Trust and Therapeutic Relationships in Palliative Care
When reflecting on my own experience of being involved in palliative care, I can put forward that this experience can help me in the transition of the nursing forms. Through this experience of implementing the values of the ethical decision making model I have gained more insights in the knowledge of palliative care, while I also understood the importance of good communication skills. This process of care also helped to highlight my knowledge and the importance of confidence of the knowledge which helped me to acknowledge the fact that I lacked some of the knowledge that was required to provide proper an efficient care. I was also able to admit the fact at some of time during my practise I failed to take proper and ethical decisions hence through this model I was able to seek guidance so that I could ensure the fact that I was following the correct protocol so that I was able to ensure patient safety as well as ensure continuity of care.

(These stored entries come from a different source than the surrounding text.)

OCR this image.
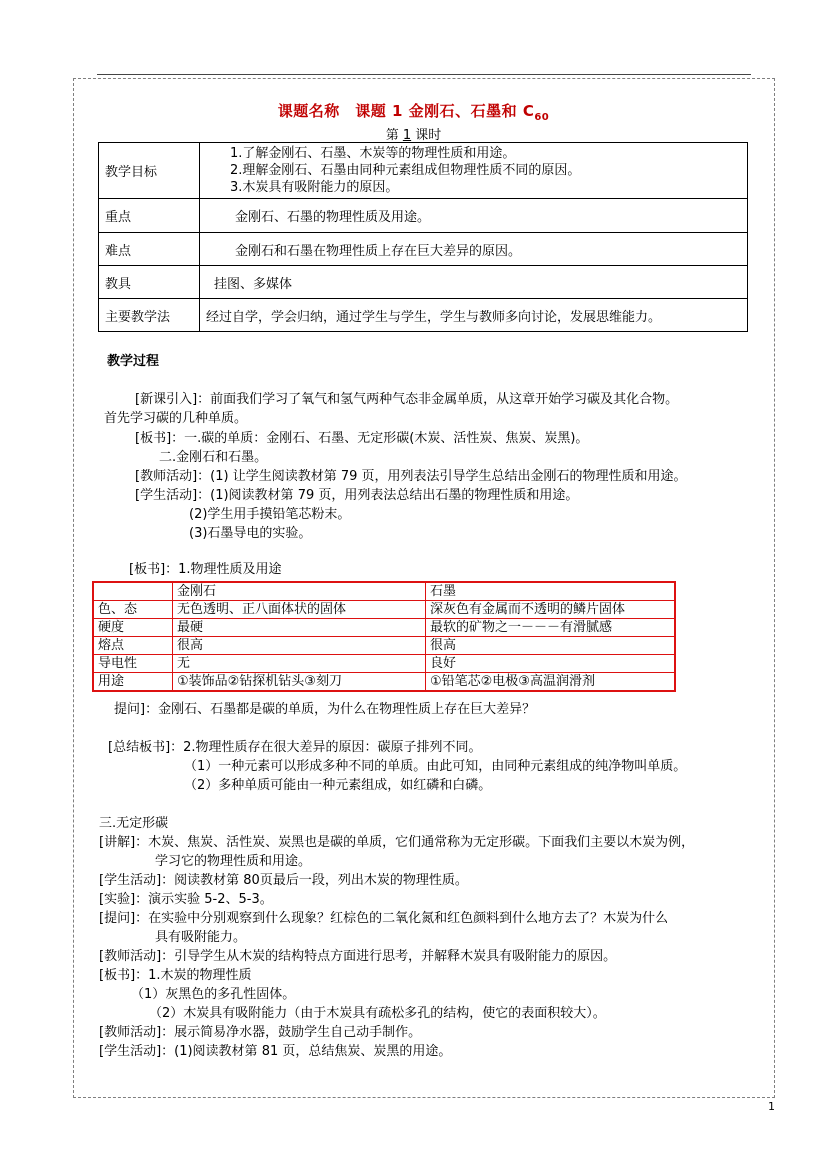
课题名称　课题 1 金刚石、石墨和 $C_{60}$
第 1 课时
教学目标	1.了解金刚石、石墨、木炭等的物理性质和用途。
2.理解金刚石、石墨由同种元素组成但物理性质不同的原因。
3.木炭具有吸附能力的原因。

重点	金刚石、石墨的物理性质及用途。
难点	金刚石和石墨在物理性质上存在巨大差异的原因。
教具	挂图、多媒体
主要教学法	经过自学，学会归纳，通过学生与学生，学生与教师多向讨论，发展思维能力。
教学过程
[新课引入]：前面我们学习了氧气和氢气两种气态非金属单质，从这章开始学习碳及其化合物。
首先学习碳的几种单质。
[板书]：一.碳的单质：金刚石、石墨、无定形碳(木炭、活性炭、焦炭、炭黑)。
二.金刚石和石墨。
[教师活动]：(1) 让学生阅读教材第 79 页，用列表法引导学生总结出金刚石的物理性质和用途。
[学生活动]：(1)阅读教材第 79 页，用列表法总结出石墨的物理性质和用途。
(2)学生用手摸铅笔芯粉末。
(3)石墨导电的实验。
[板书]：1.物理性质及用途
	金刚石	石墨
色、态	无色透明、正八面体状的固体	深灰色有金属而不透明的鳞片固体
硬度	最硬	最软的矿物之一－－－有滑腻感
熔点	很高	很高
导电性	无	良好
用途	①装饰品②钻探机钻头③刻刀	①铅笔芯②电极③高温润滑剂
提问]：金刚石、石墨都是碳的单质，为什么在物理性质上存在巨大差异？
[总结板书]：2.物理性质存在很大差异的原因：碳原子排列不同。
（1）一种元素可以形成多种不同的单质。由此可知，由同种元素组成的纯净物叫单质。
（2）多种单质可能由一种元素组成，如红磷和白磷。
三.无定形碳
[讲解]：木炭、焦炭、活性炭、炭黑也是碳的单质，它们通常称为无定形碳。下面我们主要以木炭为例，
学习它的物理性质和用途。
[学生活动]：阅读教材第 80页最后一段，列出木炭的物理性质。
[实验]：演示实验 5-2、5-3。
[提问]：在实验中分别观察到什么现象？红棕色的二氧化氮和红色颜料到什么地方去了？木炭为什么
具有吸附能力。
[教师活动]：引导学生从木炭的结构特点方面进行思考，并解释木炭具有吸附能力的原因。
[板书]：1.木炭的物理性质
（1）灰黑色的多孔性固体。
（2）木炭具有吸附能力（由于木炭具有疏松多孔的结构，使它的表面积较大）。
[教师活动]：展示简易净水器，鼓励学生自己动手制作。
[学生活动]：(1)阅读教材第 81 页，总结焦炭、炭黑的用途。
1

Thus it can be deduced that from consideration of the above situation that where the clinical decisions are made in a way that are relatively quiet as well as safe mood when considered at least from the point of view of the professionals while their scientific knowledge is considered. Additionally the decisions are made in regards to their ethical problems or any dilemmas which might highlight a sense of insecurity especially in those who are implicated in the process of decision-making. Therefore, when the further developments are required to be taken, especially in the two main fields: research and education. It has been perceived that through research, certain questions which are relatable needs to be cleared and the involved ethical deliberation regarding the decisions which are related to end-of-life and palliative care will be understood in a better way. This in turn will contribute to the basis of the development in order to conduct ethical deliberation that is related to palliative associated with the end-of-life care in addition to playing a role in the improvement of education that is regarding the ethics in palliative care.